Deputy Chief Executive (Operations)
SkillsFuture Singapore

Wee Beng is the Deputy Chief Executive (Operations) of SkillsFuture Singapore (SSG). He leads the Business Technology Group (Operations Planning Division, Capability Development Division, Operations & Support Division, Security & Infrastructure Division), the Training, Manpower & Infrastructure Group (Manpower & Infrastructure Planning Division, Office of Lifelong Learning, and Institute of Adult Learning which comprises Learning and Professional Development Division, Research and Innovation Division, Learning Services and Support Division ) as well as the Business Services Group (Shared Services Management, Integrated Business Services Division &, Corporate Services Division).

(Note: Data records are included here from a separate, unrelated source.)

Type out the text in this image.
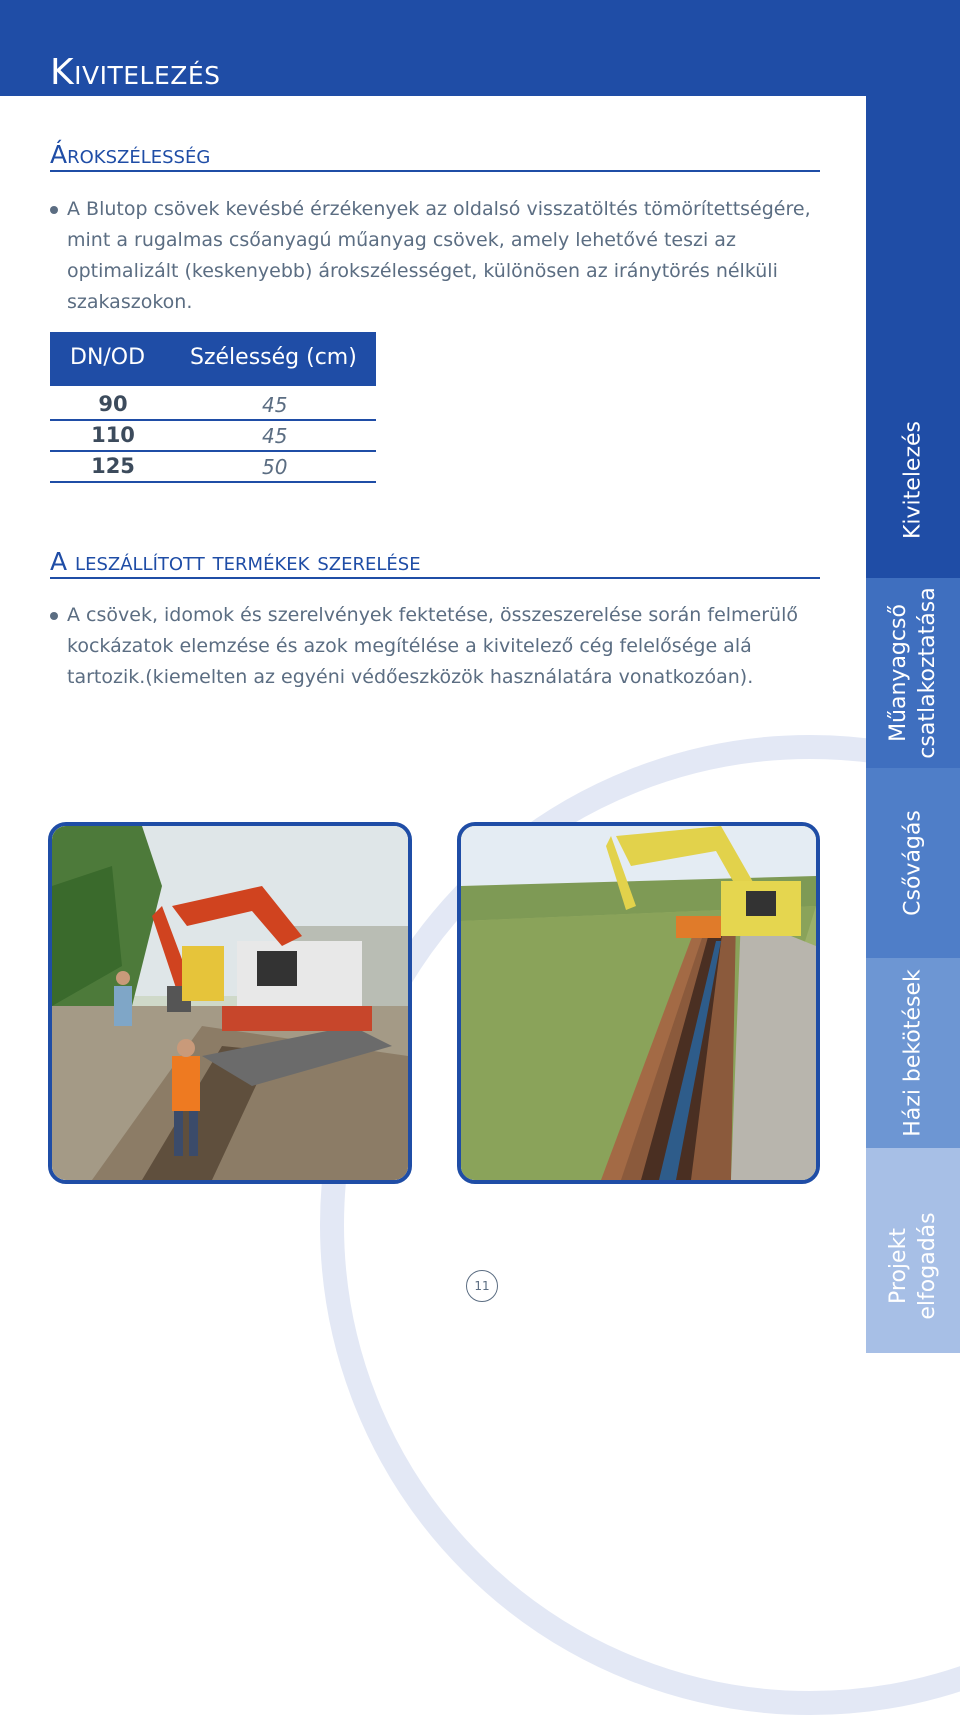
Kivitelezés
Árokszélesség
A Blutop csövek kevésbé érzékenyek az oldalsó visszatöltés tömörítettségére, mint a rugalmas csőanyagú műanyag csövek, amely lehetővé teszi az optimalizált (keskenyebb) árokszélességet, különösen az iránytörés nélküli szakaszokon.
DN/OD Szélesség (cm)
90	45
110	45
125	50
A leszállított termékek szerelése
A csövek, idomok és szerelvények fektetése, összeszerelése során felmerülő kockázatok elemzése és azok megítélése a kivitelező cég felelősége alá tartozik.(kiemelten az egyéni védőeszközök használatára vonatkozóan).
11
Kivitelezés
Műanyagcső
csatlakoztatása
Csővágás
Házi bekötések
Projekt
elfogadás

Prior to joining SSG, Wee Beng was an officer with the Singapore Armed Forces, leading both large and small teams. His last appointment was Chief-of-Staff, Republic of Singapore Navy, overseeing a range of staff departments and ground commands. Other key appointments held were Head Naval Operations, Commander of Maritime Security Task Force and Commander, Naval Diving Unit. Wee Beng holds a Bachelor of Arts and a Master of Arts in Physics from Oxford University, UK, and a Master of Science in Management from the Massachusetts Institute of Technology, USA.